Namun, massa Hindu menghancurkan masjid tersebut dalam beberapa bulan setelah diberlakukannya undang-undang tersebut. Pada tahun 2019, saat memberikan tanah yang disengketakan kepada kelompok Hindu, Mahkamah Agung India mengatakan bahwa pembongkaran masjid adalah tindakan ilegal.

Mengapa itu terus menjadi berita?
Keputusan Mahkamah Agung mengenai undang-undang tersebut akan sangat penting bagi nasib puluhan bangunan keagamaan, terutama umat Islam, yang ditentang oleh kelompok Hindu.
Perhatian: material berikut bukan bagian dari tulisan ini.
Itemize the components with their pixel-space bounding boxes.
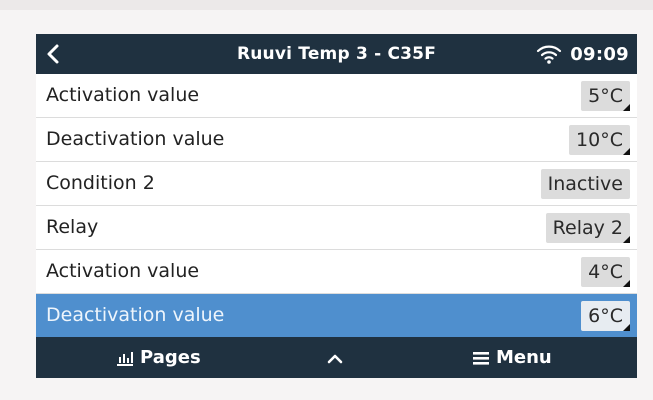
row-label: Deactivation value — [46, 128, 225, 150]
edit-corner-icon — [623, 148, 630, 155]
header-bar: Ruuvi Temp 3 - C35F 09:09 — [36, 34, 637, 74]
value-box[interactable]: 6°C — [581, 301, 630, 331]
footer-bar: Pages Menu — [36, 337, 637, 378]
list-item[interactable]: Condition 2 Inactive — [36, 162, 637, 206]
value-text: 4°C — [588, 261, 623, 283]
value-text: 6°C — [588, 305, 623, 327]
pages-icon — [117, 351, 133, 366]
value-text: 5°C — [588, 85, 623, 107]
list-item-selected[interactable]: Deactivation value 6°C — [36, 294, 637, 338]
value-box[interactable]: 10°C — [569, 125, 630, 155]
list-item[interactable]: Deactivation value 10°C — [36, 118, 637, 162]
row-label: Activation value — [46, 84, 200, 106]
chevron-up-icon — [327, 354, 343, 363]
row-label: Deactivation value — [46, 304, 225, 326]
list-item[interactable]: Activation value 4°C — [36, 250, 637, 294]
value-box[interactable]: Relay 2 — [545, 213, 630, 243]
status-area: 09:09 — [536, 34, 629, 74]
edit-corner-icon — [623, 104, 630, 111]
edit-corner-icon — [623, 280, 630, 287]
menu-button[interactable]: Menu — [472, 337, 552, 378]
value-box[interactable]: 4°C — [581, 257, 630, 287]
menu-label: Menu — [496, 347, 552, 368]
scroll-up-button[interactable] — [326, 337, 344, 378]
value-text: Relay 2 — [552, 217, 623, 239]
device-screen: Ruuvi Temp 3 - C35F 09:09 Activation val… — [36, 34, 637, 378]
row-label: Activation value — [46, 260, 200, 282]
list-item[interactable]: Activation value 5°C — [36, 74, 637, 118]
pages-label: Pages — [140, 347, 201, 368]
menu-icon — [473, 351, 489, 365]
edit-corner-icon — [623, 324, 630, 331]
value-box[interactable]: 5°C — [581, 81, 630, 111]
settings-list: Activation value 5°C Deactivation value … — [36, 74, 637, 338]
wifi-icon — [537, 45, 562, 64]
value-text: Inactive — [547, 173, 623, 195]
row-label: Condition 2 — [46, 172, 155, 194]
value-box[interactable]: Inactive — [540, 169, 630, 199]
window-top-edge — [0, 0, 653, 10]
edit-corner-icon — [623, 236, 630, 243]
pages-button[interactable]: Pages — [116, 337, 201, 378]
row-label: Relay — [46, 216, 99, 238]
list-item[interactable]: Relay Relay 2 — [36, 206, 637, 250]
clock-time: 09:09 — [570, 43, 629, 65]
value-text: 10°C — [576, 129, 623, 151]
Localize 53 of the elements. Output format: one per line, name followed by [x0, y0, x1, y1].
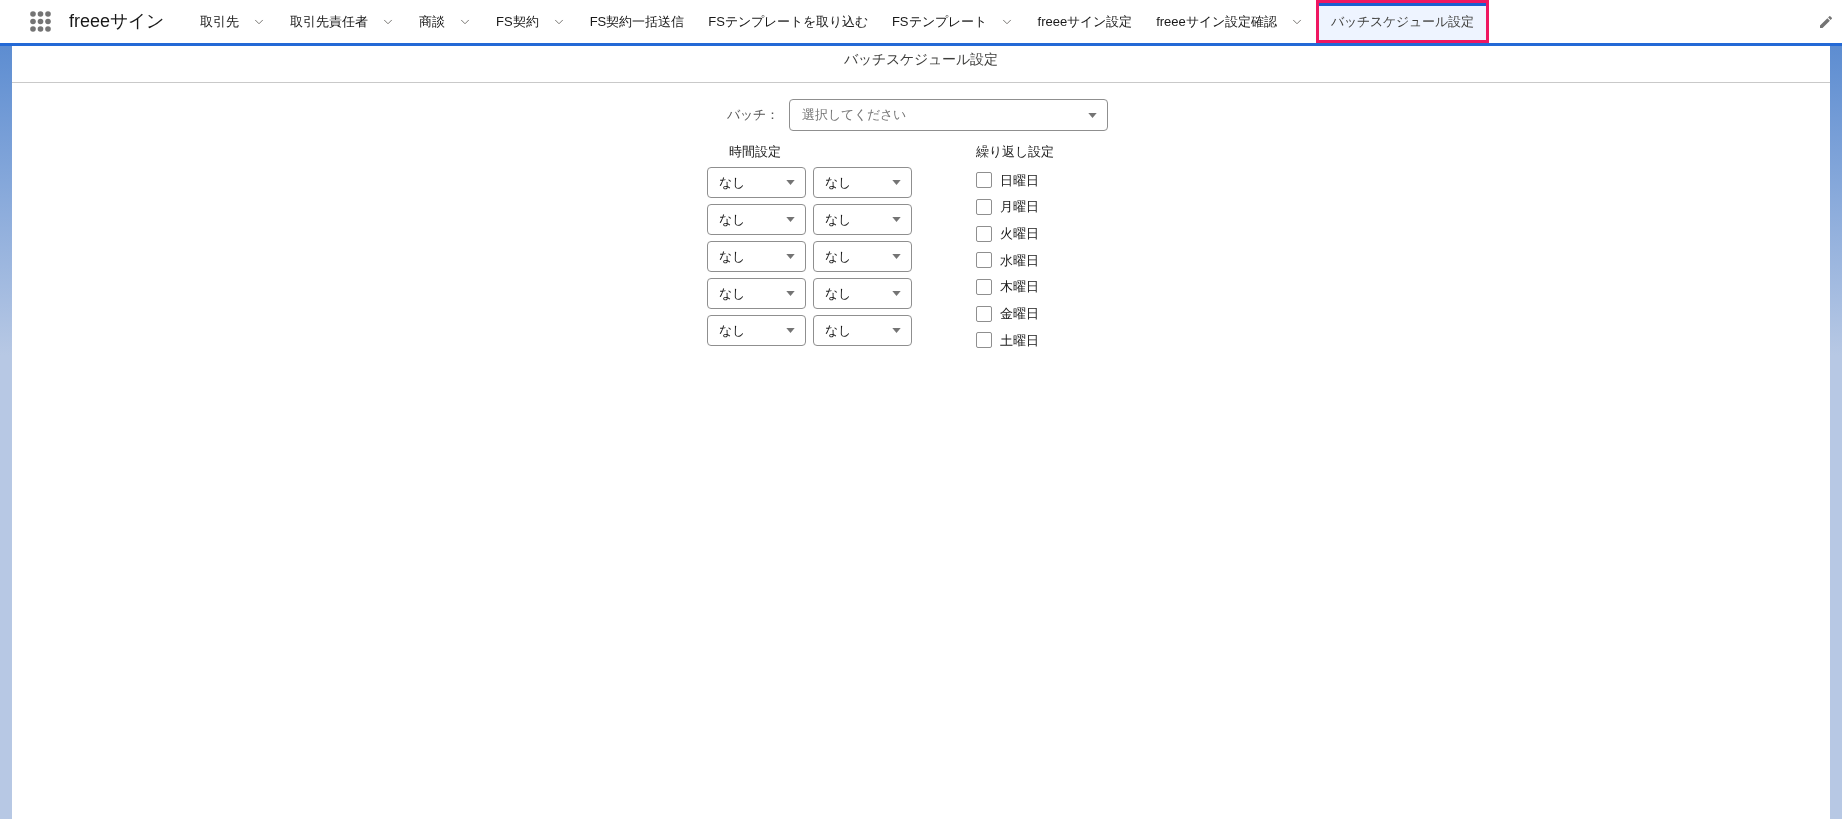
nav-tab[interactable]: 商談	[407, 0, 485, 43]
nav-tab[interactable]: FSテンプレート	[879, 0, 1026, 43]
checkbox[interactable]	[976, 252, 992, 269]
nav-tab[interactable]: バッチスケジュール設定	[1315, 0, 1489, 43]
day-label: 金曜日	[1000, 305, 1039, 324]
checkbox[interactable]	[976, 305, 992, 322]
time-select[interactable]: なし	[813, 167, 912, 198]
nav-tab[interactable]: FS契約一括送信	[577, 0, 697, 43]
pencil-icon[interactable]	[1818, 13, 1834, 30]
day-label: 火曜日	[1000, 224, 1039, 243]
checkbox[interactable]	[976, 279, 992, 296]
batch-select[interactable]: 選択してください	[789, 99, 1108, 131]
time-select[interactable]: なし	[813, 278, 912, 309]
section-label: 時間設定	[728, 143, 782, 161]
app-name: freeeサイン	[69, 10, 165, 33]
time-select[interactable]: なし	[813, 241, 912, 272]
app-grid-icon[interactable]	[30, 11, 51, 32]
caret-down-icon	[786, 291, 795, 296]
section-label: 繰り返し設定	[976, 143, 1054, 161]
nav-tab[interactable]: FS契約	[484, 0, 578, 43]
time-select[interactable]: なし	[707, 204, 806, 235]
caret-down-icon	[892, 180, 901, 185]
time-select[interactable]: なし	[707, 315, 806, 346]
time-select[interactable]: なし	[707, 241, 806, 272]
caret-down-icon	[786, 254, 795, 259]
nav-tab[interactable]: freeeサイン設定	[1025, 0, 1145, 43]
caret-down-icon	[786, 217, 795, 222]
checkbox[interactable]	[976, 172, 992, 189]
day-label: 木曜日	[1000, 278, 1039, 297]
time-select[interactable]: なし	[813, 204, 912, 235]
checkbox[interactable]	[976, 332, 992, 349]
day-label: 水曜日	[1000, 251, 1039, 270]
time-select[interactable]: なし	[813, 315, 912, 346]
caret-down-icon	[892, 254, 901, 259]
nav-tab[interactable]: 取引先責任者	[278, 0, 408, 43]
checkbox[interactable]	[976, 199, 992, 216]
caret-down-icon	[892, 328, 901, 333]
caret-down-icon	[786, 180, 795, 185]
nav-tab[interactable]: FSテンプレートを取り込む	[696, 0, 880, 43]
time-select[interactable]: なし	[707, 167, 806, 198]
nav-tab[interactable]: 取引先	[188, 0, 279, 43]
time-select[interactable]: なし	[707, 278, 806, 309]
batch-label: バッチ：	[726, 106, 780, 125]
checkbox[interactable]	[976, 225, 992, 242]
page-title: バッチスケジュール設定	[844, 50, 998, 69]
nav-tab[interactable]: freeeサイン設定確認	[1144, 0, 1316, 43]
caret-down-icon	[892, 291, 901, 296]
day-label: 日曜日	[1000, 171, 1039, 190]
caret-down-icon	[1088, 112, 1097, 118]
caret-down-icon	[892, 217, 901, 222]
day-label: 月曜日	[1000, 198, 1039, 217]
caret-down-icon	[786, 328, 795, 333]
day-label: 土曜日	[1000, 331, 1039, 350]
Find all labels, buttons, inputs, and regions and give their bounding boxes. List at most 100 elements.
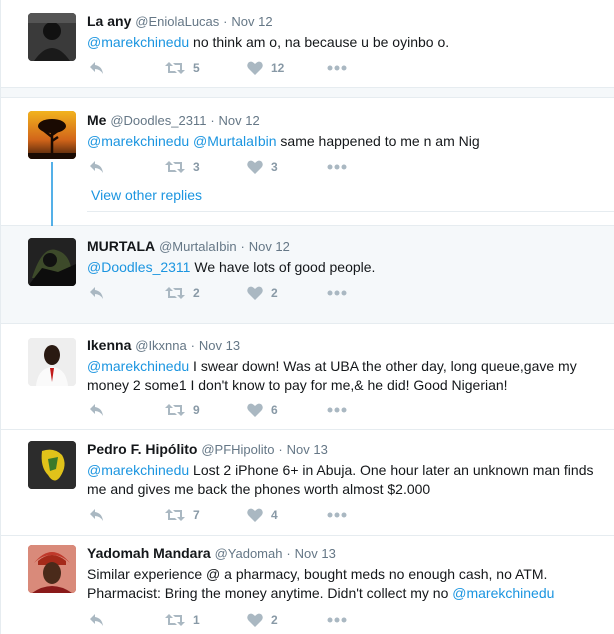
thread-connector bbox=[51, 162, 53, 234]
username[interactable]: @Doodles_2311 bbox=[110, 113, 206, 128]
separator-dot: · bbox=[223, 14, 228, 29]
conversation-gap bbox=[1, 88, 614, 98]
like-count: 3 bbox=[271, 160, 278, 174]
username[interactable]: @Ikxnna bbox=[135, 338, 187, 353]
heart-icon bbox=[247, 403, 263, 417]
reply-icon bbox=[90, 161, 103, 173]
display-name[interactable]: Pedro F. Hipólito bbox=[87, 441, 197, 457]
tweet-item[interactable]: Ikenna @Ikxnna · Nov 13 @marekchinedu I … bbox=[1, 324, 614, 430]
more-icon bbox=[327, 617, 347, 623]
retweet-button[interactable]: 1 bbox=[165, 613, 247, 627]
retweet-button[interactable]: 5 bbox=[165, 61, 247, 75]
display-name[interactable]: MURTALA bbox=[87, 238, 155, 254]
tweet-item[interactable]: Me @Doodles_2311 · Nov 12 @marekchinedu … bbox=[1, 99, 614, 234]
retweet-icon bbox=[165, 287, 185, 299]
tweet-text: @Doodles_2311 We have lots of good peopl… bbox=[87, 258, 601, 277]
reply-button[interactable] bbox=[89, 286, 165, 300]
timestamp[interactable]: Nov 12 bbox=[219, 113, 260, 128]
retweet-icon bbox=[165, 509, 185, 521]
tweet-item[interactable]: MURTALA @MurtalaIbin · Nov 12 @Doodles_2… bbox=[1, 226, 614, 324]
like-button[interactable]: 2 bbox=[247, 286, 327, 300]
more-button[interactable] bbox=[327, 617, 347, 623]
retweet-count: 2 bbox=[193, 286, 200, 300]
reply-icon bbox=[90, 62, 103, 74]
tweet-item[interactable]: La any @EniolaLucas · Nov 12 @marekchine… bbox=[1, 0, 614, 88]
username[interactable]: @Yadomah bbox=[215, 546, 283, 561]
mention-link[interactable]: @marekchinedu bbox=[452, 585, 554, 601]
timestamp[interactable]: Nov 13 bbox=[287, 442, 328, 457]
retweet-button[interactable]: 7 bbox=[165, 508, 247, 522]
tweet-body: same happened to me n am Nig bbox=[276, 133, 480, 149]
heart-icon bbox=[247, 286, 263, 300]
tweet-actions: 7 4 bbox=[89, 505, 347, 525]
reply-icon bbox=[90, 287, 103, 299]
mention-link[interactable]: @marekchinedu bbox=[87, 34, 189, 50]
retweet-icon bbox=[165, 62, 185, 74]
tweet-header: Me @Doodles_2311 · Nov 12 bbox=[87, 111, 601, 130]
reply-button[interactable] bbox=[89, 613, 165, 627]
display-name[interactable]: La any bbox=[87, 13, 131, 29]
reply-button[interactable] bbox=[89, 61, 165, 75]
separator-dot: · bbox=[286, 546, 291, 561]
timestamp[interactable]: Nov 13 bbox=[295, 546, 336, 561]
avatar[interactable] bbox=[28, 545, 76, 593]
retweet-button[interactable]: 2 bbox=[165, 286, 247, 300]
tweet-text: @marekchinedu Lost 2 iPhone 6+ in Abuja.… bbox=[87, 461, 601, 499]
avatar[interactable] bbox=[28, 238, 76, 286]
timestamp[interactable]: Nov 13 bbox=[199, 338, 240, 353]
tweet-header: Pedro F. Hipólito @PFHipolito · Nov 13 bbox=[87, 440, 601, 459]
tweet-body: no think am o, na because u be oyinbo o. bbox=[189, 34, 450, 50]
like-button[interactable]: 4 bbox=[247, 508, 327, 522]
username[interactable]: @EniolaLucas bbox=[135, 14, 219, 29]
separator-dot: · bbox=[240, 239, 245, 254]
tweet-item[interactable]: Pedro F. Hipólito @PFHipolito · Nov 13 @… bbox=[1, 430, 614, 536]
more-icon bbox=[327, 512, 347, 518]
timestamp[interactable]: Nov 12 bbox=[249, 239, 290, 254]
like-button[interactable]: 3 bbox=[247, 160, 327, 174]
avatar[interactable] bbox=[28, 441, 76, 489]
retweet-count: 1 bbox=[193, 613, 200, 627]
username[interactable]: @MurtalaIbin bbox=[159, 239, 237, 254]
tweet-item[interactable]: Yadomah Mandara @Yadomah · Nov 13 Simila… bbox=[1, 536, 614, 634]
avatar[interactable] bbox=[28, 13, 76, 61]
heart-icon bbox=[247, 508, 263, 522]
retweet-button[interactable]: 9 bbox=[165, 403, 247, 417]
like-button[interactable]: 12 bbox=[247, 61, 327, 75]
retweet-icon bbox=[165, 404, 185, 416]
display-name[interactable]: Yadomah Mandara bbox=[87, 545, 211, 561]
display-name[interactable]: Ikenna bbox=[87, 337, 131, 353]
more-button[interactable] bbox=[327, 290, 347, 296]
reply-button[interactable] bbox=[89, 160, 165, 174]
more-button[interactable] bbox=[327, 512, 347, 518]
like-count: 6 bbox=[271, 403, 278, 417]
username[interactable]: @PFHipolito bbox=[201, 442, 274, 457]
more-button[interactable] bbox=[327, 65, 347, 71]
more-button[interactable] bbox=[327, 164, 347, 170]
view-other-replies-link[interactable]: View other replies bbox=[91, 187, 202, 203]
separator-dot: · bbox=[210, 113, 215, 128]
divider bbox=[87, 211, 614, 212]
reply-button[interactable] bbox=[89, 508, 165, 522]
mention-link[interactable]: @marekchinedu bbox=[87, 358, 189, 374]
tweet-text: @marekchinedu @MurtalaIbin same happened… bbox=[87, 132, 601, 151]
reply-icon bbox=[90, 509, 103, 521]
mention-link[interactable]: @marekchinedu bbox=[87, 462, 189, 478]
more-icon bbox=[327, 65, 347, 71]
tweet-actions: 1 2 bbox=[89, 610, 347, 630]
mention-link[interactable]: @marekchinedu @MurtalaIbin bbox=[87, 133, 277, 149]
like-count: 2 bbox=[271, 613, 278, 627]
more-button[interactable] bbox=[327, 407, 347, 413]
timestamp[interactable]: Nov 12 bbox=[231, 14, 272, 29]
like-button[interactable]: 6 bbox=[247, 403, 327, 417]
avatar[interactable] bbox=[28, 111, 76, 159]
display-name[interactable]: Me bbox=[87, 112, 106, 128]
reply-button[interactable] bbox=[89, 403, 165, 417]
reply-icon bbox=[90, 614, 103, 626]
like-button[interactable]: 2 bbox=[247, 613, 327, 627]
tweet-actions: 2 2 bbox=[89, 283, 347, 303]
avatar[interactable] bbox=[28, 338, 76, 386]
tweet-actions: 9 6 bbox=[89, 400, 347, 420]
tweet-header: MURTALA @MurtalaIbin · Nov 12 bbox=[87, 237, 601, 256]
mention-link[interactable]: @Doodles_2311 bbox=[87, 259, 190, 275]
retweet-button[interactable]: 3 bbox=[165, 160, 247, 174]
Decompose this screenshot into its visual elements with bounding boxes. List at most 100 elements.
Ini termasuk Gyanvapi dan Shahi Eidgah, dua masjid yang disengketakan di kota suci Varanasi dan Mathura.
Kritikus juga menunjukkan bahwa sifat historis dari situs-situs tersebut akan menyulitkan untuk secara meyakinkan menetapkan klaim-klaim yang berbeda, sehingga memberikan ruang untuk konflik dan kekerasan antar-agama yang sengit.
Meskipun persidangan ini diawasi dengan ketat, undang-undang ini juga akan memberitakan setiap kali ada perkembangan baru dalam kasus-kasus yang menantang masjid.
Dua minggu lalu, pengadilan di Rajasthan mengeluarkan pemberitahuan kepada pemerintah setelah mengakui petisi yang menyatakan bahwa dargah Ajmer Sharif – sebuah kuil Sufi abad ke-13 yang menarik ribuan pengunjung setiap hari – berdiri di atas sebuah kuil Hindu.
Dan bulan lalu, ada empat orang terbunuh di kota Sambhal di negara bagian Uttar Pradesh ketika kekerasan terjadi saat survei yang diperintahkan pengadilan terhadap sebuah masjid abad ke-16. Kelompok Muslim telah menentang survei tersebut di Mahkamah Agung.
Ada ketegangan terkait survei yang diperintahkan pengadilan sebelumnya, termasuk dalam kasus masjid Gyanvapi. Kelompok Hindu mengatakan masjid abad ke-17 itu dibangun oleh Kaisar Mughal Aurangzeb di atas sebagian reruntuhan kuil Kashi Vishwanath. Kelompok Muslim menentang survei yang diperintahkan oleh pengadilan setempat, dengan mengatakan bahwa survei tersebut melanggar undang-undang tahun 1991.
Namun pada tahun 2022, hakim Mahkamah Agung dipimpin oleh ketua hakim saat itu DY Chandrachud tidak menghentikan survei untuk terus berjalan. Ia juga mengamati bahwa undang-undang tahun 1991 tidak menghalangi penyidikan status tempat ibadah sejak 15 Agustus 1947, selama tidak berupaya mengubahnya.
Banyak yang mengkritik hal ini sejak saat itu, dengan mantan pegawai negeri Harsh Mander mengatakan bahwa hal ini “membuka pintu air bagi serangkaian perintah pengadilan yang bertentangan dengan undang-undang tahun 1991”.
“Jika Anda mengizinkan survei sebuah masjid untuk menentukan apakah sebuah kuil terletak di bawahnya, namun kemudian melarang tindakan untuk merestorasi sebuah kuil di lokasi tersebut, ini adalah resep yang pasti untuk memupuk kebencian, kebencian dan ketakutan yang dapat meledak selama bertahun-tahun dalam perseteruan sengit. antara orang-orang yang berbeda agama,” kata Mander menulis.
Perintah Mahkamah Agung yang dikeluarkan pada hari Kamis berarti bahwa survei-survei tersebut dan kasus-kasus pengadilan yang sedang berlangsung masih ditunda untuk saat ini.